Le souvenir de la missive attrista Cressen. Enseigner le rire à Stannis, personne n’y devait parvenir, Bariol moins que quiconque. Durant la tempête dont la soudaineté, les hululements ne confirmaient que trop l’appellation « baie des Naufrageurs » sombra, juste en vue d’Accalmie, Fière-à-Vent, la galère à deux mâts de lord Baratheon. Sous les yeux de Stannis et Robert, debout sur les remparts, elle se tracassa contre les écueils, et les flots l’engloutirent, avec Père et Mère et une centaine de rameurs et de mariniers. Pour lors et durant des jours et des jours, chaque marée déballa sur la grève, au bas du château, sa cargaison fraîche de corps ballonnés.

C’est le troisième jour, alors que le mestre aidait les gens à identifier les cadavres, que le fou refit surface, nu, blanc, tout fripé, tout saupoudré de sable humide. « Un mort de plus », pensa Cressen. Mais lorsque Jommy le saisit aux chevilles pour le traîner vers le tombereau, le gamin revomit de l’eau et se jucha sur son séant. « Foutrement glacé qu’il était pourtant, j’vous dis ! » jura Jommy jusqu’à son dernier souffle.

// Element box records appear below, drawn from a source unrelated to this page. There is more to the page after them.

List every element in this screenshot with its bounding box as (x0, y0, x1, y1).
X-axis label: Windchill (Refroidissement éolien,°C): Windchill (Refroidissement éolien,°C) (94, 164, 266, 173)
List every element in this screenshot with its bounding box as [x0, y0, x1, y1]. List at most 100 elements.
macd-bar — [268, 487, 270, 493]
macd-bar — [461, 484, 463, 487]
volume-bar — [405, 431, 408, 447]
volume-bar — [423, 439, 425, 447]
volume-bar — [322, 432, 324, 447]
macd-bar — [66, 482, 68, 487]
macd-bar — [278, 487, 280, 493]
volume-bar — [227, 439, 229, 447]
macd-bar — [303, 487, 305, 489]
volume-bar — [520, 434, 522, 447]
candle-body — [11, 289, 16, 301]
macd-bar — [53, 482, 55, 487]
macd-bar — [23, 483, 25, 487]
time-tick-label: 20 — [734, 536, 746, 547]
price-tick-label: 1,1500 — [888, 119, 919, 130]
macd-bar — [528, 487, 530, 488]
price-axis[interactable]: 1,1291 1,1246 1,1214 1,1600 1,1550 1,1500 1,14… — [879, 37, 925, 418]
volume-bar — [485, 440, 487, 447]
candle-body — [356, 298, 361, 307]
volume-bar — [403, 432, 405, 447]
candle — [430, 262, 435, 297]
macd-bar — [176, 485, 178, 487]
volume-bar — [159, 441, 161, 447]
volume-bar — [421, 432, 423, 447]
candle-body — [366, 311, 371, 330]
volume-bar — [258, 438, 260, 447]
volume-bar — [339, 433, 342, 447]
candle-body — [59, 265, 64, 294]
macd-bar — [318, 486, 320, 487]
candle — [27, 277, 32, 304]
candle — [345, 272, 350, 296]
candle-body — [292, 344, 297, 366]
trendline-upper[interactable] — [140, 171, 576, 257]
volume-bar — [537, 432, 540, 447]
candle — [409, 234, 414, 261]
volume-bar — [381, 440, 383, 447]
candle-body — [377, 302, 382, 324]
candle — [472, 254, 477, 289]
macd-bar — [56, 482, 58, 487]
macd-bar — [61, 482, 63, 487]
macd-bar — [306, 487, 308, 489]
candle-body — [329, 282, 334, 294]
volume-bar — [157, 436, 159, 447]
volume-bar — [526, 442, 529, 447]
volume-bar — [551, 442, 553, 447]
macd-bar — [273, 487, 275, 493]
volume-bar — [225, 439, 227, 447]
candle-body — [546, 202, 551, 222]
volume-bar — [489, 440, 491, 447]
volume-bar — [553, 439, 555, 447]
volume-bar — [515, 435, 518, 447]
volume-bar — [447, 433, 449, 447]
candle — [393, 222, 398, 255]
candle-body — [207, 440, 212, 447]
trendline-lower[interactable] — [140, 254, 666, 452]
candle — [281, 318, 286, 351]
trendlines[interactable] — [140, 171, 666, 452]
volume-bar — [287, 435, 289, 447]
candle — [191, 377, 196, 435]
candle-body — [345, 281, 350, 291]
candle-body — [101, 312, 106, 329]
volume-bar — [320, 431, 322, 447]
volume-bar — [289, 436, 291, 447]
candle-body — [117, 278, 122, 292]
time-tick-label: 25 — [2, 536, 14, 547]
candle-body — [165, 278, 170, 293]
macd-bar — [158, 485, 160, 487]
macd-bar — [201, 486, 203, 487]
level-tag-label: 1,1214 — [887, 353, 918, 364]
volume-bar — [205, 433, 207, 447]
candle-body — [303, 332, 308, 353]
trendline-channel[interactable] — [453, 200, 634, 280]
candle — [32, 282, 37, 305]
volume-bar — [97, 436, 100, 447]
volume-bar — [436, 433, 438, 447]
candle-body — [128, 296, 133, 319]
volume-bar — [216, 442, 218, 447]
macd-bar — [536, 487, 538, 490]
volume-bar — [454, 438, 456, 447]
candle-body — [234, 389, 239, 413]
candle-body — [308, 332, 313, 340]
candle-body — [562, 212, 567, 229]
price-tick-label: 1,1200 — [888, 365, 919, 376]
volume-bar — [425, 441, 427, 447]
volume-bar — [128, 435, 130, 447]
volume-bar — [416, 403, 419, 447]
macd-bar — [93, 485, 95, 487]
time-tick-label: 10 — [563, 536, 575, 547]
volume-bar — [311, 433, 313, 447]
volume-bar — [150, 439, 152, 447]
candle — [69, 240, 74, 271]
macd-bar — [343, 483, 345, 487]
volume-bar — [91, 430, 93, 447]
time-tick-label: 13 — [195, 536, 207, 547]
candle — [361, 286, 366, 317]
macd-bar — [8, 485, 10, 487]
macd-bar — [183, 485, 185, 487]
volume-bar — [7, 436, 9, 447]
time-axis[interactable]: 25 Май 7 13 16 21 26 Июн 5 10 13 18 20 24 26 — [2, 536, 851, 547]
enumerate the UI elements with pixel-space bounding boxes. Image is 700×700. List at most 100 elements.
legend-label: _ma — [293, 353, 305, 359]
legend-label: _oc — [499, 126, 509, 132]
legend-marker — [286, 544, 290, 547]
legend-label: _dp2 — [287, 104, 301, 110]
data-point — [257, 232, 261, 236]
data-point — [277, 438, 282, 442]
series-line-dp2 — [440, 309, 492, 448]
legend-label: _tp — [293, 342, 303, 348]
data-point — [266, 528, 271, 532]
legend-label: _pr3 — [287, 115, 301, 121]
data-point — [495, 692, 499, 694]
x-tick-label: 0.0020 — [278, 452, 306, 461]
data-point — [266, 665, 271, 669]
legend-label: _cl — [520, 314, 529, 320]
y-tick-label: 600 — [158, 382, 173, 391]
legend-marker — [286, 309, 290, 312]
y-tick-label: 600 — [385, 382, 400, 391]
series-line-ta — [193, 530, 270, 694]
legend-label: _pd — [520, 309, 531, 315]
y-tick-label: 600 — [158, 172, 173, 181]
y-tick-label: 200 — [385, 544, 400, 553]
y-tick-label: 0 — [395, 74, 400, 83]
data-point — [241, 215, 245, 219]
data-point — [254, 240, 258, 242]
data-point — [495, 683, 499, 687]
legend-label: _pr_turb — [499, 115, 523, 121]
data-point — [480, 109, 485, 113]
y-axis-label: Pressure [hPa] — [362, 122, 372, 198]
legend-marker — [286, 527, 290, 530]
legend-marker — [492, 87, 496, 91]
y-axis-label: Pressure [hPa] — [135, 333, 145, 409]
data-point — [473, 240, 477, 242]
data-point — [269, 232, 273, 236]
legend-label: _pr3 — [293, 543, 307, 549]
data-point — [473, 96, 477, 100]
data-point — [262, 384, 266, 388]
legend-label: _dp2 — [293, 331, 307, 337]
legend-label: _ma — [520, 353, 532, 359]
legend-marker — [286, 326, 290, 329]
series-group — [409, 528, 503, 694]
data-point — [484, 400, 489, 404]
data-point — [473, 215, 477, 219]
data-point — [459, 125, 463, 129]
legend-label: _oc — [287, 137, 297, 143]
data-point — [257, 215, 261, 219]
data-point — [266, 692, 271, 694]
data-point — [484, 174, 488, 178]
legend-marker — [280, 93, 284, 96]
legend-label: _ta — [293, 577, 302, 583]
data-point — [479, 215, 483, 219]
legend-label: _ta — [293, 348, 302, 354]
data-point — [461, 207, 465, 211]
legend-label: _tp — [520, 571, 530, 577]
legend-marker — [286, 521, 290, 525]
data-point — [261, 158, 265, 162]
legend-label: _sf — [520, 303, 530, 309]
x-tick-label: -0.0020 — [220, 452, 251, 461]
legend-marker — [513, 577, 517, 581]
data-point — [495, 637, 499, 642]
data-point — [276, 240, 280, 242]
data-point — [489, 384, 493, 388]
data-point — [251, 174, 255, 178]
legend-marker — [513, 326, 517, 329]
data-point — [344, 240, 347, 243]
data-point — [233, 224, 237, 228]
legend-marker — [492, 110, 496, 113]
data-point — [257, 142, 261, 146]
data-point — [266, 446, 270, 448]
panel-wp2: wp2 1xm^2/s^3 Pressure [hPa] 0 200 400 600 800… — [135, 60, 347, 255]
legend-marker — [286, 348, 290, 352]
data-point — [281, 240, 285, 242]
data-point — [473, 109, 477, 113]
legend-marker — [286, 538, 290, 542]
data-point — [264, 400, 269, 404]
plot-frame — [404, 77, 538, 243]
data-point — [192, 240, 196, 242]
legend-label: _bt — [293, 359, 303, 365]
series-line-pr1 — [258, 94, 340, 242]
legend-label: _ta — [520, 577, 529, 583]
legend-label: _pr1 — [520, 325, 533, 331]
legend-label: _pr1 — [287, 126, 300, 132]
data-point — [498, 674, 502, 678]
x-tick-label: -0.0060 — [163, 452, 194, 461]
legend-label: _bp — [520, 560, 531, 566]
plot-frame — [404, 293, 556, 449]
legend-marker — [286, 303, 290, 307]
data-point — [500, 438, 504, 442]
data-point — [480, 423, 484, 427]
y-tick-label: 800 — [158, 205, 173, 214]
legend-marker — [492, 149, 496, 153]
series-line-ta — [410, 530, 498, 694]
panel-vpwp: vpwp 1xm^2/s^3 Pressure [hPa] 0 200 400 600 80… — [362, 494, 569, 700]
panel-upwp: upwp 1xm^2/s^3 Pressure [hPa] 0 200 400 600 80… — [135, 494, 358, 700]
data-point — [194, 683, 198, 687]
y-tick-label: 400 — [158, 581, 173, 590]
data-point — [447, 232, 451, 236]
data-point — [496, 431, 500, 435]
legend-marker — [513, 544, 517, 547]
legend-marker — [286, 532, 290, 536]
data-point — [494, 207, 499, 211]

Deux jours d’immersion…, le mystère demeurait entier. Les pêcheurs se plaisaient à dire qu’en échange de sa semence une sirène lui avait appris à respirer l’eau. Quant à Bariol, il n’en pipait mot, lui. L’être vif et malicieux vanté par lord Steffon n’atteignit jamais Accalmie ; le garçon découvert sur la plage était quelqu’un d’autre, une ruine de corps et d’esprit, à peine à même de parler, moins encore de divertir. Et pourtant, son aspect même attestait son identité. Dans la cité libre de Volantis, l’usage voulait qu’esclaves et domestiques eussent le visage tatoué ; depuis le col jusqu’au sommet du crâne, des carreaux verts et rouges bigarraient le sien.